Purpose

The purpose of this document is to share the Gender Identification API specification so that GoVivace potential customers could test their integration. The contents of this document are GoVivace Proprietary and Subject to change.

Introduction

This API strives to expose Gender Identification routines as a restful web service. The gender identification process assumes that the audio file input is an 8KHz 16 bit linear PCM file. If wav format is used, the first 44 bytes are just treated like audio and have been found to work fine.

Usage

The gender identification service accepts post requests with the audio in the body of the message at the specified URI. For example, using the curl command, one could do-

CURL Command

curl –request POST –data-binary @sample1.wav” https://services.govivace.com:7684/GenderId?action=identify&format=8K_PCM16&key=xxxxxxxxxxxxxxxxxxxxxx” Here sample1.wav is an 8KHz sampling rate 16 bit linear PCM file. The body of the post would contain the entire audio file in 16bit linear PCM 8KHz format.

Websocket API

wss://services.govivace.com:7684/GenderId?action=identify&format=8K_PCM16&key=xxxxxxxxxxxxxxxxxxxxxx

(For Websocket API)

After the last block of speech data, a special 3-byte ANSI-encoded string “EOS” (“end-of-stream”) needs to be sent to the server. This tells the server that no more speech is coming.

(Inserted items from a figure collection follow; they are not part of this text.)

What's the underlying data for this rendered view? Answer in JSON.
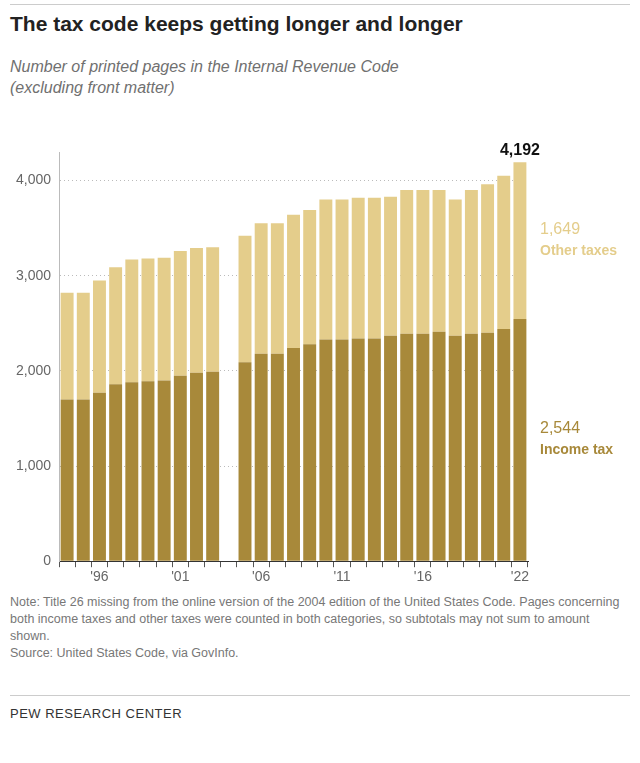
{
  "chart_data": {
    "type": "bar",
    "title": "The tax code keeps getting longer and longer",
    "subtitle": [
      "Number of printed pages in the Internal Revenue Code",
      "(excluding front matter)"
    ],
    "categories": [
      null,
      null,
      "'96",
      null,
      null,
      null,
      null,
      "'01",
      null,
      null,
      null,
      null,
      "'06",
      null,
      null,
      null,
      null,
      "'11",
      null,
      null,
      null,
      null,
      "'16",
      null,
      null,
      null,
      null,
      null,
      "'22"
    ],
    "series": [
      {
        "name": "Income tax",
        "color": "#a8893a",
        "values": [
          1700,
          1700,
          1770,
          1860,
          1880,
          1890,
          1900,
          1950,
          1980,
          1990,
          null,
          2090,
          2180,
          2180,
          2240,
          2280,
          2330,
          2330,
          2340,
          2340,
          2370,
          2390,
          2390,
          2410,
          2370,
          2390,
          2400,
          2440,
          2544
        ],
        "value_labels": [
          null,
          null,
          null,
          null,
          null,
          null,
          null,
          null,
          null,
          null,
          null,
          null,
          null,
          null,
          null,
          null,
          null,
          null,
          null,
          null,
          null,
          null,
          null,
          null,
          null,
          null,
          null,
          null,
          "2,544"
        ]
      },
      {
        "name": "Other taxes",
        "color": "#e4cd8b",
        "values": [
          1120,
          1120,
          1180,
          1230,
          1290,
          1290,
          1290,
          1310,
          1310,
          1310,
          null,
          1330,
          1370,
          1370,
          1400,
          1410,
          1470,
          1470,
          1480,
          1480,
          1460,
          1510,
          1510,
          1490,
          1430,
          1510,
          1560,
          1610,
          1649
        ],
        "value_labels": [
          null,
          null,
          null,
          null,
          null,
          null,
          null,
          null,
          null,
          null,
          null,
          null,
          null,
          null,
          null,
          null,
          null,
          null,
          null,
          null,
          null,
          null,
          null,
          null,
          null,
          null,
          null,
          null,
          "1,649"
        ]
      }
    ],
    "total_label": {
      "text": "4,192",
      "value": 4192
    },
    "stacked": true,
    "ylim": [
      0,
      4300
    ],
    "yticks": [
      0,
      {
        "value": 1000,
        "label": "1,000"
      },
      {
        "value": 2000,
        "label": "2,000"
      },
      {
        "value": 3000,
        "label": "3,000"
      },
      {
        "value": 4000,
        "label": "4,000"
      }
    ],
    "grid": true,
    "note": "Note: Title 26 missing from the online version of the 2004 edition of the United States Code. Pages concerning both income taxes and other taxes were counted in both categories, so subtotals may not sum to amount shown.",
    "source": "Source: United States Code, via GovInfo.",
    "credit": "PEW RESEARCH CENTER"
  }
}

After sending “EOS”, the client has to keep the WebSocket open to receive a result from the server. The server closes the connection itself when results have been sent to the ..client. No more audio can be sent via the same WebSocket after an “EOS” has been sent. In order to process a new audio stream, a new WebSocket connection has to be created by the client.

Python Client

python client.py –uri “wss://services.govivace.com:7684/GenderId?action=identify&format=8K_PCM16&key=xxxxxxxxxxxxxxxxxxxxxx” –save-json-filename sample1_gender.json –rate 4200 sample1.wav

Options
➢–save-json-filename: Save the intermediate JSON to this specified file
➢–rate: Rate in bytes/sec at which audio should be sent to the server
➢–uri: Server websocket URI
➢–key: Authentication key
➢–action: Action value which we want to perform like identify
➢–file_format: Define file format (default value is 8K_PCM16)

Response

{
“message”:”Gender identification is successful”,
“status”:0,
“gender”:”female”,
“string_confidence”:0.98455590009689331,
“processing_time”:78.363928999999999,
“input_speech_duration”:28.770000457763672
}

Server sends gender identification results and other information to the client using the JSON format. The response can contain the following fields:

●status: response status (integer), see codes below
●message: status message
●processing_time: total amount of time spent at the server side to process the audio
●input_speech_duration: total amount of duration found by the server from the audio
●gender: male or female
●string_confidence: a number between 0 and 1

The following status codes are currently in use-
●0– Success. Usually used when recognition result sent
●1– No speech. Send when the incoming audio contains a large portion of silence or non-speech
●2– Aborted. Recognition was aborted for some reason
●9– Not Available. Used when all recognizer processes are currently in use and recognition cannot be performed

Confidence attempts to indicate the system level expectation that the decision is correct. If the value of the confidence is small that means the system is less sure about the gender of the speaker in the audio.